# ECB and Anglo



## DerKaiser (15 Sep 2010)

Just throwing it out there as another way of looking at things.

Are the ECB largely responsible for the Anglo mess?  

I remember noting that from the start to the end of 2009 Central Banks had injected huge amounts of capital into Anglo to prop up the balance sheet following a flight of bondholders and retail depositors.

The ECB has voluntarily kept Anglo on life support for well over a year now, all the while reducing options on how to distribute the burden of the losses.

Is it really fair that the ECB expects the state to repay them what they've put into Anglo?

I have no problem paying back money voluntarily borrowed in respect of keeping the country running, but in my mind that's not the same as keeping Anglo solvent.


----------



## Sunny (15 Sep 2010)

But the ECB didn't keep them solvent. They kept them liquid. To be fair, they have done nothing more with Anglo than they did for many Spanish banks among others (including the other Irish Banks).


----------



## DerKaiser (15 Sep 2010)

Sunny said:


> But the ECB didn't keep them solvent. They kept them liquid.


 
True, I just have the feeling that much of the liquidity they have provided has been paid out to those who are more culpable for the situation Anglo finds itself in than the people who will ultimately have to pay the ECB back.

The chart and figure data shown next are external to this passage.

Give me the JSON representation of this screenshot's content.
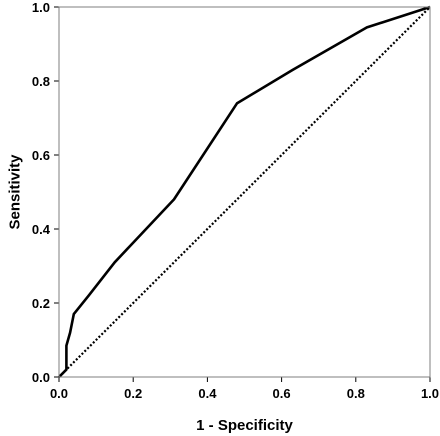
{
  "chart_data": {
    "type": "line",
    "xlabel": "1 - Specificity",
    "ylabel": "Sensitivity",
    "xlim": [
      0,
      1
    ],
    "ylim": [
      0,
      1
    ],
    "x_ticks": [
      "0.0",
      "0.2",
      "0.4",
      "0.6",
      "0.8",
      "1.0"
    ],
    "y_ticks": [
      "0.0",
      "0.2",
      "0.4",
      "0.6",
      "0.8",
      "1.0"
    ],
    "grid": false,
    "series": [
      {
        "style": "solid",
        "color": "#000000",
        "points": [
          {
            "x": 0.0,
            "y": 0.0
          },
          {
            "x": 0.01,
            "y": 0.01
          },
          {
            "x": 0.02,
            "y": 0.02
          },
          {
            "x": 0.02,
            "y": 0.085
          },
          {
            "x": 0.03,
            "y": 0.12
          },
          {
            "x": 0.04,
            "y": 0.17
          },
          {
            "x": 0.08,
            "y": 0.22
          },
          {
            "x": 0.15,
            "y": 0.31
          },
          {
            "x": 0.31,
            "y": 0.48
          },
          {
            "x": 0.48,
            "y": 0.74
          },
          {
            "x": 0.63,
            "y": 0.83
          },
          {
            "x": 0.83,
            "y": 0.945
          },
          {
            "x": 1.0,
            "y": 1.0
          }
        ]
      },
      {
        "style": "dotted",
        "color": "#000000",
        "points": [
          {
            "x": 0.0,
            "y": 0.0
          },
          {
            "x": 1.0,
            "y": 1.0
          }
        ]
      }
    ]
  }
}
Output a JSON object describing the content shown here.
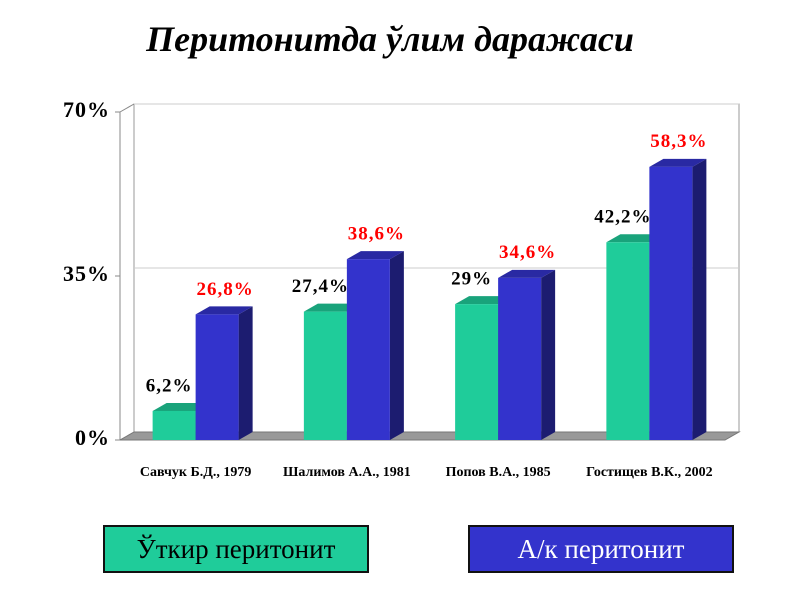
{
  "chart_data": {
    "type": "bar3d",
    "title": "Перитонитда ўлим даражаси",
    "categories": [
      "Савчук Б.Д., 1979",
      "Шалимов А.А., 1981",
      "Попов В.А., 1985",
      "Гостищев В.К., 2002"
    ],
    "series": [
      {
        "name": "Ўткир перитонит",
        "color": "#1fcc9a",
        "label_color": "#000000",
        "values": [
          6.2,
          27.4,
          29,
          42.2
        ],
        "value_labels": [
          "6,2%",
          "27,4%",
          "29%",
          "42,2%"
        ]
      },
      {
        "name": "А/к перитонит",
        "color": "#3333cc",
        "label_color": "#ff0000",
        "values": [
          26.8,
          38.6,
          34.6,
          58.3
        ],
        "value_labels": [
          "26,8%",
          "38,6%",
          "34,6%",
          "58,3%"
        ]
      }
    ],
    "ylim": [
      0,
      70
    ],
    "yticks": [
      {
        "value": 0,
        "label": "0%"
      },
      {
        "value": 35,
        "label": "35%"
      },
      {
        "value": 70,
        "label": "70%"
      }
    ],
    "grid": true
  }
}
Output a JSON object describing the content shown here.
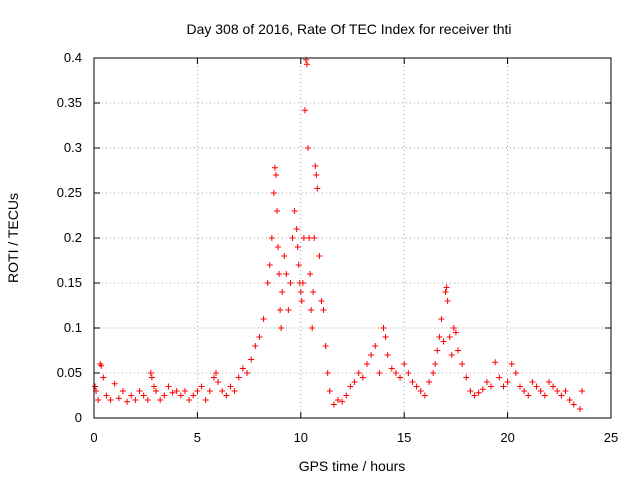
{
  "chart_data": {
    "type": "scatter",
    "title": "Day 308 of 2016, Rate Of TEC Index for receiver thti",
    "xlabel": "GPS time / hours",
    "ylabel": "ROTI / TECUs",
    "xlim": [
      0,
      25
    ],
    "ylim": [
      0,
      0.4
    ],
    "xticks": [
      "0",
      "5",
      "10",
      "15",
      "20",
      "25"
    ],
    "yticks": [
      "0",
      "0.05",
      "0.1",
      "0.15",
      "0.2",
      "0.25",
      "0.3",
      "0.35",
      "0.4"
    ],
    "grid": true,
    "marker": "+",
    "color": "#ff0000",
    "series": [
      {
        "x": [
          0.05,
          0.1,
          0.2,
          0.3,
          0.35,
          0.45,
          0.6,
          0.8,
          1.0,
          1.2,
          1.4,
          1.6,
          1.8,
          2.0,
          2.2,
          2.4,
          2.6,
          2.75,
          2.8,
          2.9,
          3.0,
          3.2,
          3.4,
          3.6,
          3.8,
          4.0,
          4.2,
          4.4,
          4.6,
          4.8,
          5.0,
          5.2,
          5.4,
          5.6,
          5.8,
          5.9,
          6.0,
          6.2,
          6.4,
          6.6,
          6.8,
          7.0,
          7.2,
          7.4,
          7.6,
          7.8,
          8.0,
          8.2,
          8.4,
          8.5,
          8.6,
          8.7,
          8.75,
          8.8,
          8.85,
          8.9,
          8.95,
          9.0,
          9.05,
          9.1,
          9.2,
          9.3,
          9.4,
          9.5,
          9.6,
          9.7,
          9.8,
          9.85,
          9.9,
          9.95,
          10.0,
          10.05,
          10.1,
          10.15,
          10.2,
          10.25,
          10.3,
          10.35,
          10.4,
          10.45,
          10.5,
          10.55,
          10.6,
          10.65,
          10.7,
          10.75,
          10.8,
          10.9,
          11.0,
          11.1,
          11.2,
          11.3,
          11.4,
          11.6,
          11.8,
          12.0,
          12.2,
          12.4,
          12.6,
          12.8,
          13.0,
          13.2,
          13.4,
          13.6,
          13.8,
          14.0,
          14.1,
          14.2,
          14.4,
          14.6,
          14.8,
          15.0,
          15.2,
          15.4,
          15.6,
          15.8,
          16.0,
          16.2,
          16.4,
          16.5,
          16.6,
          16.7,
          16.8,
          16.9,
          17.0,
          17.05,
          17.1,
          17.2,
          17.3,
          17.4,
          17.5,
          17.6,
          17.8,
          18.0,
          18.2,
          18.4,
          18.6,
          18.8,
          19.0,
          19.2,
          19.4,
          19.6,
          19.8,
          20.0,
          20.2,
          20.4,
          20.6,
          20.8,
          21.0,
          21.2,
          21.4,
          21.6,
          21.8,
          22.0,
          22.2,
          22.4,
          22.6,
          22.8,
          23.0,
          23.2,
          23.5,
          23.6
        ],
        "y": [
          0.035,
          0.03,
          0.02,
          0.06,
          0.058,
          0.045,
          0.025,
          0.02,
          0.038,
          0.022,
          0.03,
          0.018,
          0.025,
          0.02,
          0.03,
          0.025,
          0.02,
          0.05,
          0.045,
          0.035,
          0.03,
          0.02,
          0.025,
          0.035,
          0.028,
          0.03,
          0.025,
          0.03,
          0.02,
          0.025,
          0.03,
          0.035,
          0.02,
          0.03,
          0.045,
          0.05,
          0.04,
          0.03,
          0.025,
          0.035,
          0.03,
          0.045,
          0.055,
          0.05,
          0.065,
          0.08,
          0.09,
          0.11,
          0.15,
          0.17,
          0.2,
          0.25,
          0.278,
          0.27,
          0.23,
          0.19,
          0.16,
          0.12,
          0.1,
          0.14,
          0.18,
          0.16,
          0.12,
          0.15,
          0.2,
          0.23,
          0.21,
          0.19,
          0.17,
          0.15,
          0.14,
          0.13,
          0.15,
          0.2,
          0.342,
          0.398,
          0.393,
          0.3,
          0.2,
          0.16,
          0.12,
          0.1,
          0.14,
          0.2,
          0.28,
          0.27,
          0.255,
          0.18,
          0.13,
          0.12,
          0.08,
          0.05,
          0.03,
          0.015,
          0.02,
          0.018,
          0.025,
          0.035,
          0.04,
          0.05,
          0.045,
          0.06,
          0.07,
          0.08,
          0.05,
          0.1,
          0.09,
          0.07,
          0.055,
          0.05,
          0.045,
          0.06,
          0.05,
          0.04,
          0.035,
          0.03,
          0.025,
          0.04,
          0.05,
          0.06,
          0.075,
          0.09,
          0.11,
          0.085,
          0.14,
          0.145,
          0.13,
          0.09,
          0.07,
          0.1,
          0.095,
          0.075,
          0.06,
          0.045,
          0.03,
          0.025,
          0.028,
          0.032,
          0.04,
          0.035,
          0.062,
          0.045,
          0.035,
          0.04,
          0.06,
          0.05,
          0.035,
          0.03,
          0.025,
          0.04,
          0.035,
          0.03,
          0.025,
          0.04,
          0.035,
          0.03,
          0.025,
          0.03,
          0.02,
          0.015,
          0.01,
          0.03
        ]
      }
    ]
  }
}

It's a similar arguement to saying the government had no right to nationalise Anglo, transferring the burden from bondholders and depositors to the citizens of the state.


----------



## Sunny (15 Sep 2010)

DerKaiser said:


> True, I just have the feeling that much of the liquidity they have provided has been paid out to those who are more culpable for the situation Anglo finds itself in than the people who will ultimately have to pay the ECB back.
> 
> It's a similar arguement to saying the government had no right to nationalise Anglo, transferring the burden from bondholders and depositors to the citizens of the state.


 
I accept your point and there is a very strong argument that the ECB can't expect the Irish taxpayer to pay the entire bill.


----------